I feel relieved, knowing that this translated poem is not popular in the west. Honestly, Pound’s translations are horrible. First, his translations do not rhyme so it is unpleasant to hear when you read them aloud. Second, use of level and non-level tones in the original poem made it rise up and down in tones. The translations have no level and non-level tones at all, thus losing the work’s musical beauty. Third, this is also the most unforgivable one: The original poem is full of vivid and profound imageries. With the English translations, we can no longer see a “poetic world”(Tang, p.187), a concept which is “most central to Chinese poetry (Tang, p.187).”

Pound loved Chinese culture but clearly he did not understand Chinese language and culture well. So I don’t know why he had the courage to translate Chinese poems. Translating poems into a different language is a mission almost impossible to achieve. This is even truer for the translation of Chinese poetry into English.

Libai_touxiang

Li Bai. Photo credit: Public domain work, via Wikimedia Commons

640px-Ezra_Pound_2

Ezra Pound. Photo credit: By Alvin Langdon Coburn (1882–1966)

(National Portait Galley, London) [Public domain],via Wikimedia Commons

Below are the original poem and the translations:

长干行

The River-merchant’s wife: A Letter

妾发初覆额,折花门前剧;

While my hair was still cut straight across my forehead, I played about the front gate, pulling flowers.

郎骑竹马来,绕床弄青梅。

You came by on bamboo stilts, playing horse, You walked about my seat, playing with blue plums.

同居长干里,两小无嫌猜。

And we went on living in the village of Chokan: Two small people, without dislike or suspicion.

十四为君妇,羞颜未尝开。

At fourteen, I married My Lord you. I never laughed, being bashful.

低头向暗壁,千唤不一回。

Lowering my head, I looked at the wall.
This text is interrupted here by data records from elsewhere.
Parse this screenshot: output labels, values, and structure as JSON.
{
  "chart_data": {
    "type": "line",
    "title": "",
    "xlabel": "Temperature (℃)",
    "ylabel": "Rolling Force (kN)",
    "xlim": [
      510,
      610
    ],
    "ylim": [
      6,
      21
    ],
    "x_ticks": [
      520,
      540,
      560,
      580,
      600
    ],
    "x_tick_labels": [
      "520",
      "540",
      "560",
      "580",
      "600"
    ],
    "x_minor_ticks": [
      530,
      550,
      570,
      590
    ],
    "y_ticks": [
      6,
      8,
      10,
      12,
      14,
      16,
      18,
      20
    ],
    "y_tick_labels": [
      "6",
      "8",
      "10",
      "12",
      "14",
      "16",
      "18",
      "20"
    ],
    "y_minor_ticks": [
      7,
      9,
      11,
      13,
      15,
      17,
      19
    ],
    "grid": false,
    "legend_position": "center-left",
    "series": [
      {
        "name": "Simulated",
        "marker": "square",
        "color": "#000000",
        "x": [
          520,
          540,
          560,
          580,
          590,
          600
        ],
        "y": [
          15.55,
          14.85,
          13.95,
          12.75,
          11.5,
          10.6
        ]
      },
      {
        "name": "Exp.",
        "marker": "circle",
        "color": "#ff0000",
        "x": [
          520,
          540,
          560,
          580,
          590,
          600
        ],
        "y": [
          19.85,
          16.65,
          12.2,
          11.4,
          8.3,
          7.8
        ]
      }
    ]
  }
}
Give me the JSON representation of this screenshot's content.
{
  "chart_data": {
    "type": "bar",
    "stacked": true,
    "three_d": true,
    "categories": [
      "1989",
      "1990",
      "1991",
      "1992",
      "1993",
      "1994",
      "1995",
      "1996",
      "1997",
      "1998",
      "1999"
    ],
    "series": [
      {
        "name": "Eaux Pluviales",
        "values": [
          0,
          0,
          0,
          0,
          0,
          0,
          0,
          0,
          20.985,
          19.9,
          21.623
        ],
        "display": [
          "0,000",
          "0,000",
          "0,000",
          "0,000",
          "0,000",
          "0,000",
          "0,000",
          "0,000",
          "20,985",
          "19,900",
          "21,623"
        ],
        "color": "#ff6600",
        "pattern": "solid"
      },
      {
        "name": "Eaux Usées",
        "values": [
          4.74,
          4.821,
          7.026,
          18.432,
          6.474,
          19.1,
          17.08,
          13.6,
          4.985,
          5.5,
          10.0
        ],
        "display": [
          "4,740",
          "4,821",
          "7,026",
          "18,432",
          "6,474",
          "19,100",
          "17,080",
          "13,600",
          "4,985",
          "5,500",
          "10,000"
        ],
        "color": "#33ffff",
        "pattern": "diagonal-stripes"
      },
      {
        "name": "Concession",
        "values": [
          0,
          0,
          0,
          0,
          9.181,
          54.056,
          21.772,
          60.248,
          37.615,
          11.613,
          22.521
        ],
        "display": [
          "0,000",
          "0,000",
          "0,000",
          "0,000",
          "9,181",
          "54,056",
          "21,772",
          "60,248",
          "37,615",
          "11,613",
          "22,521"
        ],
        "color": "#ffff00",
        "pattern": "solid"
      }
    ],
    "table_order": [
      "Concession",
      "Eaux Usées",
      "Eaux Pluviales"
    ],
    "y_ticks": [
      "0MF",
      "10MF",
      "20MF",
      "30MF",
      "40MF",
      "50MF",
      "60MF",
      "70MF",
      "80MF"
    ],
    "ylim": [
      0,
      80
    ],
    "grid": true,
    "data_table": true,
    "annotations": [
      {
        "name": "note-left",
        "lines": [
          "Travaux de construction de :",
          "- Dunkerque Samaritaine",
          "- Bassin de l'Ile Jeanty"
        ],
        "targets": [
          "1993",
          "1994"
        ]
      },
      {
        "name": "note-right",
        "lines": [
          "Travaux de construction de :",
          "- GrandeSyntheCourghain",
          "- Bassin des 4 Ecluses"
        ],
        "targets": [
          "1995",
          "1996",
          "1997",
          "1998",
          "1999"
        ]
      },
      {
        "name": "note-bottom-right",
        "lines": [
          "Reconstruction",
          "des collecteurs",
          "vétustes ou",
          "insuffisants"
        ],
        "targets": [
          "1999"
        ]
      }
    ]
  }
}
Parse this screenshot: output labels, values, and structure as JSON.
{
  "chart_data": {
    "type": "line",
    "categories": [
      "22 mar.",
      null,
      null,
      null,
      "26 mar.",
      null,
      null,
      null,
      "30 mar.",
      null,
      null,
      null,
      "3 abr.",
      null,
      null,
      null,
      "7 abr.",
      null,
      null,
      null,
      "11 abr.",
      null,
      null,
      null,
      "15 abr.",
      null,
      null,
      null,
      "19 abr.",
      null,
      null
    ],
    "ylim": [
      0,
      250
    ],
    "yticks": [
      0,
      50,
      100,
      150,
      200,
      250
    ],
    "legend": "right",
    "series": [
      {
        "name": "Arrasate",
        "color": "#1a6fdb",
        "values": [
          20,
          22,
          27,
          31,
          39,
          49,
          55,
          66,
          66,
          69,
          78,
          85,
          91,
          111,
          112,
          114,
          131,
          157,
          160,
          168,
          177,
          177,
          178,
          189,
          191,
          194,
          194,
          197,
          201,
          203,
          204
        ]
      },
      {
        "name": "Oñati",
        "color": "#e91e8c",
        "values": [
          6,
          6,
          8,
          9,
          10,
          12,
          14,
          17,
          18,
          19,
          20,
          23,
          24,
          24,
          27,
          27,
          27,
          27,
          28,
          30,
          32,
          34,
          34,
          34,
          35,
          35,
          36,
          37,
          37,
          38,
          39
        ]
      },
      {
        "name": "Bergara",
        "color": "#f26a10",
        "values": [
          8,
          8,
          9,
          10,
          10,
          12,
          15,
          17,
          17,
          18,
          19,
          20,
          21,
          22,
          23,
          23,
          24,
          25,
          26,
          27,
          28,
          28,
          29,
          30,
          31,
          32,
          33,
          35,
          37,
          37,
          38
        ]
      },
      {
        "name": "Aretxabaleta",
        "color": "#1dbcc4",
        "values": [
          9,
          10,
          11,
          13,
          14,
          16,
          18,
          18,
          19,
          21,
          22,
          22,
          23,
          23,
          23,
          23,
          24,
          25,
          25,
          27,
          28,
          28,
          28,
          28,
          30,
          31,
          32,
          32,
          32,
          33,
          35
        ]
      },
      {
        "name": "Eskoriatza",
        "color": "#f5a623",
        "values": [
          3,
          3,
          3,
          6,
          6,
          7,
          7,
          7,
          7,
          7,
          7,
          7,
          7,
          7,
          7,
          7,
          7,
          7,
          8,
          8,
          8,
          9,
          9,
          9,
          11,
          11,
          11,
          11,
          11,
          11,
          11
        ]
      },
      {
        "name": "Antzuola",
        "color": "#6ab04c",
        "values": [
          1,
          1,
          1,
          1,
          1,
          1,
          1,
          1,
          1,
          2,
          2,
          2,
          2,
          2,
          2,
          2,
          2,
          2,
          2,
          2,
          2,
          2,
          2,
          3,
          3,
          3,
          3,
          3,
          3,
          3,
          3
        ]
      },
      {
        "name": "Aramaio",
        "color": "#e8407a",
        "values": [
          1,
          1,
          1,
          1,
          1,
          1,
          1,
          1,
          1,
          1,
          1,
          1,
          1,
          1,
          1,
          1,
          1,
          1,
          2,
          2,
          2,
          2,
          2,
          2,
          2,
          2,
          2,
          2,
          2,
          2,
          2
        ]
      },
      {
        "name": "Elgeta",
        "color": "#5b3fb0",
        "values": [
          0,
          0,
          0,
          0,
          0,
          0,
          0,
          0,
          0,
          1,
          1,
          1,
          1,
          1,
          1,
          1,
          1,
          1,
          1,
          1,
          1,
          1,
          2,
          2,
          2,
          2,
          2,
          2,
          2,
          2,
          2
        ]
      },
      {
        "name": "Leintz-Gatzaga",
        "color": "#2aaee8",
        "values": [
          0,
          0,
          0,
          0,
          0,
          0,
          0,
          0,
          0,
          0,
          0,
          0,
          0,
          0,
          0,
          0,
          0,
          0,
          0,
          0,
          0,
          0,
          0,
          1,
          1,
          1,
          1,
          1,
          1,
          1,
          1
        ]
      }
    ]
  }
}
Called to, a thousand times, I never looked back.

十五始展眉,愿同尘与灰。

At fifteen, I stopped scowling, I desired my dust to be mingled with yours.

常存抱柱信,岂上望夫台。

Forever and forever and forever. Why should I climb the look-out?

十六君远行,瞿塘滟滪堆。

At sixteen, you departed. You went into far Ku-to-en, by the river-swirling eddies.

五月不可触,猿声天上哀。

And you have been gone five months. The monkeys make sorrowful noise overhead.

门前迟行迹,一一生绿苔。

You dragged your feet when you went out. By the gate now, the moss is grown, the different mosses.

苔深不能扫,落叶秋风早。

Too deep to clear them away! The leaves fall early this autumn, in wind.

八月蝴蝶黄,双飞西园草。

The paired butterflies are already yellow with August. Over the grass in the West garden.

感此伤妾心,坐愁红颜老!

They hurt me. I grow older.

早晚下三巴,预将书报家。

If you are coming down through the narrows of the river Kiang, Please let me know beforehand.

相迎不道远,直至长风沙。

And I will come out to meet you As far as Cho-fu-Sa.